More musing than answer. (Technically, it is wrong, because I am adding the coordinates wrong. I think I should be summing n_i -n_j instead of n_i. I will edit in a correction later.) (Later: I should be thinking difference sets, not sum sets. I imagine this correspondence between difference sets and the above posted question is in the literature. I hope to do a proper edit by tomorrow.)
I imagine that principal means "having the diagonal come from the diagonal of the large matrix". Then a square submatrix is determined by (the entries of the large submatrix, of course, and) a set of n integers, which are the coordinates of the columns and of the rows. Suppose we start the coordinates at zero and the rest are positive integers n_i in ascending order. Then the values of the ith jth entry of the sub matrix (for i less than j) are on the kth diagonal of the large matrix, where k is n_i + n_j. So this question is really a sumset question, as the large matrix is circulant, the entries depend only on the sum (of the coordinates from the n-set) of values.

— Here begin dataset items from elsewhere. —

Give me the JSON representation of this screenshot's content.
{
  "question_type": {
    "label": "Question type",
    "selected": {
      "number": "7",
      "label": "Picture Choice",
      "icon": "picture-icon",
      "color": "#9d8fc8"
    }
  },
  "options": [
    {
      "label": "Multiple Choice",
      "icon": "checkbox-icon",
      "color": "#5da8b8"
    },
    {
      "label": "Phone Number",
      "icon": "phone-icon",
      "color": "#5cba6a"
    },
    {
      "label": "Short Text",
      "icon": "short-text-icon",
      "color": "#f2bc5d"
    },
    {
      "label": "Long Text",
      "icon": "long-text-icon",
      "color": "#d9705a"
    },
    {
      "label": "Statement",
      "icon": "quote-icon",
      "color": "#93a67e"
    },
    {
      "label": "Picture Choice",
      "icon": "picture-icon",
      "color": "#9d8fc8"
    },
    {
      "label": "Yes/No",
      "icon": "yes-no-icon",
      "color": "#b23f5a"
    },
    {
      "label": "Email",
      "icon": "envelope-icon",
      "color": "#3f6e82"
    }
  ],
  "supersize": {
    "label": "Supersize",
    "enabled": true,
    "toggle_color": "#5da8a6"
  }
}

Edit 2017.12.04: since the paragraph above was inspiring if wrong, I decided to add after it.
One thing to note about a square submatrix of large size of a circulant matrix, you can "project" the parts of the columns on one side or the other of the diagonal of the submatrix onto the last column (or row, depending on the diagonal of sub being above or below the diagonal) of the large matrix, which means that these column parts will share some differences unless the large matrix is really large and the projections are all disjoint as subsets of the last column. Thus embedding an arbitrary matrix of order n may need a matrix of order n choose 2.

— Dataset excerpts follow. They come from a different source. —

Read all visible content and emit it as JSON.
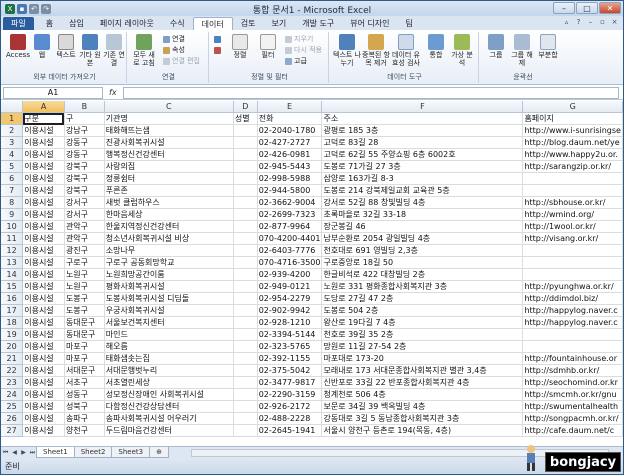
{
  "window": {
    "title": "통합 문서1 - Microsoft Excel"
  },
  "tabs": [
    "파일",
    "홈",
    "삽입",
    "페이지 레이아웃",
    "수식",
    "데이터",
    "검토",
    "보기",
    "개발 도구",
    "뷰어 디자인",
    "팀"
  ],
  "active_tab": "데이터",
  "ribbon": {
    "groups": [
      {
        "caption": "외부 데이터 가져오기",
        "buttons": [
          "Access",
          "웹",
          "텍스트",
          "기타 원본",
          "기존 연결"
        ]
      },
      {
        "caption": "연결",
        "buttons": [
          "모두 새로 고침"
        ],
        "small": [
          "연결",
          "속성",
          "연결 편집"
        ]
      },
      {
        "caption": "정렬 및 필터",
        "buttons": [
          "정렬",
          "필터"
        ],
        "small": [
          "지우기",
          "다시 적용",
          "고급"
        ]
      },
      {
        "caption": "데이터 도구",
        "buttons": [
          "텍스트 나누기",
          "중복된 항목 제거",
          "데이터 유효성 검사",
          "통합",
          "가상 분석"
        ]
      },
      {
        "caption": "윤곽선",
        "buttons": [
          "그룹",
          "그룹 해제",
          "부분합"
        ]
      }
    ]
  },
  "formula_bar": {
    "name_box": "A1",
    "fx": "fx",
    "value": ""
  },
  "columns": [
    "A",
    "B",
    "C",
    "D",
    "E",
    "F",
    "G"
  ],
  "rows": [
    [
      "구분",
      "구",
      "기관명",
      "성별",
      "전화",
      "주소",
      "홈페이지"
    ],
    [
      "이용시설",
      "강남구",
      "태화해뜨는샘",
      "",
      "02-2040-1780",
      "광평로 185 3층",
      "http://www.i-sunrisingse"
    ],
    [
      "이용시설",
      "강동구",
      "진광사회복귀시설",
      "",
      "02-427-2727",
      "고덕로 83길 28",
      "http://blog.daum.net/ye"
    ],
    [
      "이용시설",
      "강동구",
      "행복정신건강센터",
      "",
      "02-426-0981",
      "고덕로 62길 55 주양쇼핑 6층 6002호",
      "http://www.happy2u.or."
    ],
    [
      "이용시설",
      "강북구",
      "사랑의집",
      "",
      "02-945-5443",
      "도봉로 71가길 27 3층",
      "http://sarangzip.or.kr/"
    ],
    [
      "이용시설",
      "강북구",
      "정릉쉼터",
      "",
      "02-998-5988",
      "삼양로 163가길 8-3",
      ""
    ],
    [
      "이용시설",
      "강북구",
      "푸른존",
      "",
      "02-944-5800",
      "도봉로 214 강북제일교회 교육관 5층",
      ""
    ],
    [
      "이용시설",
      "강서구",
      "새벗 클럽하우스",
      "",
      "02-3662-9004",
      "강서로 52길 88 창빛빌딩 4층",
      "http://sbhouse.or.kr/"
    ],
    [
      "이용시설",
      "강서구",
      "한마음세상",
      "",
      "02-2699-7323",
      "초록마을로 32길 33-18",
      "http://wmind.org/"
    ],
    [
      "이용시설",
      "관악구",
      "한울지역정신건강센터",
      "",
      "02-877-9964",
      "장군봉길 46",
      "http://1wool.or.kr/"
    ],
    [
      "이용시설",
      "관악구",
      "청소년사회복귀시설 비상",
      "",
      "070-4200-4401",
      "남부순환로 2054 광일빌딩 4층",
      "http://visang.or.kr/"
    ],
    [
      "이용시설",
      "광진구",
      "소망나무",
      "",
      "02-6403-7776",
      "천호대로 691 영빌딩 2,3층",
      ""
    ],
    [
      "이용시설",
      "구로구",
      "구로구 공동회망학교",
      "",
      "070-4716-3500",
      "구로중앙로 18길 50",
      ""
    ],
    [
      "이용시설",
      "노원구",
      "노원희망공간이룸",
      "",
      "02-939-4200",
      "한글비석로 422 대창빌딩 2층",
      ""
    ],
    [
      "이용시설",
      "노원구",
      "평화사회복귀시설",
      "",
      "02-949-0121",
      "노원로 331 평화종합사회복지관 3층",
      "http://pyunghwa.or.kr/"
    ],
    [
      "이용시설",
      "도봉구",
      "도봉사회복귀시설 디딤돌",
      "",
      "02-954-2279",
      "도당로 27길 47 2층",
      "http://ddimdol.biz/"
    ],
    [
      "이용시설",
      "도봉구",
      "우궁사회복귀시설",
      "",
      "02-902-9942",
      "도봉로 504 2층",
      "http://happylog.naver.c"
    ],
    [
      "이용시설",
      "동대문구",
      "서울보건복지센터",
      "",
      "02-928-1210",
      "왕산로 19다길 7 4층",
      "http://happylog.naver.c"
    ],
    [
      "이용시설",
      "동대문구",
      "마인드",
      "",
      "02-3394-5144",
      "천호로 39길 35 2층",
      ""
    ],
    [
      "이용시설",
      "마포구",
      "해오름",
      "",
      "02-323-5765",
      "망원로 11길 27-54 2층",
      ""
    ],
    [
      "이용시설",
      "마포구",
      "태화샘솟는집",
      "",
      "02-392-1155",
      "마포대로 173-20",
      "http://fountainhouse.or"
    ],
    [
      "이용시설",
      "서대문구",
      "서대문행벗누리",
      "",
      "02-375-5042",
      "모래내로 173 서대문종합사회복지관 별관 3,4층",
      "http://sdmhb.or.kr/"
    ],
    [
      "이용시설",
      "서초구",
      "서초열린세상",
      "",
      "02-3477-9817",
      "신반포로 33길 22 반포종합사회복지관 4층",
      "http://seochomind.or.kr"
    ],
    [
      "이용시설",
      "성동구",
      "성모정신장애인 사회복귀시설",
      "",
      "02-2290-3159",
      "청계천로 506 4층",
      "http://smcmh.or.kr/gnu"
    ],
    [
      "이용시설",
      "성북구",
      "다함정신건강상담센터",
      "",
      "02-926-2172",
      "보문로 34길 39 백옥빌딩 4층",
      "http://swumentalhealth"
    ],
    [
      "이용시설",
      "송파구",
      "송파사회복귀시설 어우러기",
      "",
      "02-488-2228",
      "강동대로 3길 5 동남종합사회복지관 3층",
      "http://songpacmh.or.kr/"
    ],
    [
      "이용시설",
      "양천구",
      "두드림마음건강센터",
      "",
      "02-2645-1941",
      "서울시 양천구 등촌로 194(목동, 4층)",
      "http://cafe.daum.net/c"
    ]
  ],
  "sheets": [
    "Sheet1",
    "Sheet2",
    "Sheet3"
  ],
  "active_sheet": "Sheet1",
  "status": {
    "ready": "준비"
  },
  "watermark": "bongjacy",
  "colors": {
    "file_tab": "#2b5c9e",
    "ribbon_bg": "#e7eef7",
    "selected_header": "#f1c15f"
  }
}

Here is a criterion which is not computationally nice, but may help with a characterization. Let us embed a given matrix M in a larger circulant matrix so that M is a principal submatrix. Let the embedding be such that the first diagonal entry is at 1,1, and the difference between consecutive diagonal entries is measured by $a_i$, so we have the (i-1)th diagonal entry is at $(k,k)$ then the ith one is at $(k+a_i,k+a_i)$. Now let us look at the outer diagonals of M. The outermost diagonal (entry (1,n)) has only one entry, so lets look at the next one ((1,n-1) and (2,n)). If those entries are the same, we can't conclude much, but if they are different, then they embed in different diagonals and we have $a_1$ and $a_{n-1}$ must be distinct numbers. Similarly, going down the jth outer diagonals, when neighboring entries differ, we get. that $a_i$ is different from $a_{i+n-j}$. Now by themselves, these inequalities do not say much. However, if one gets a group of $d=n^\epsilon$ numbers $a_i$ with no two equal, then the sum of these a's is about $d^2 /2$ or larger which would mean that there can't be an embedding if the larger matrix has order less than $n + d^2/2$. In particular, for such an embedding into order $n^{1.01}$, most of the $a_i$ have to be the same and small, so the diagonals of M can't wiggle much.
End edit 2017.12.04.
Gerhard "A Musing Is Sometimes Amusing" Paseman, 2017.12.02.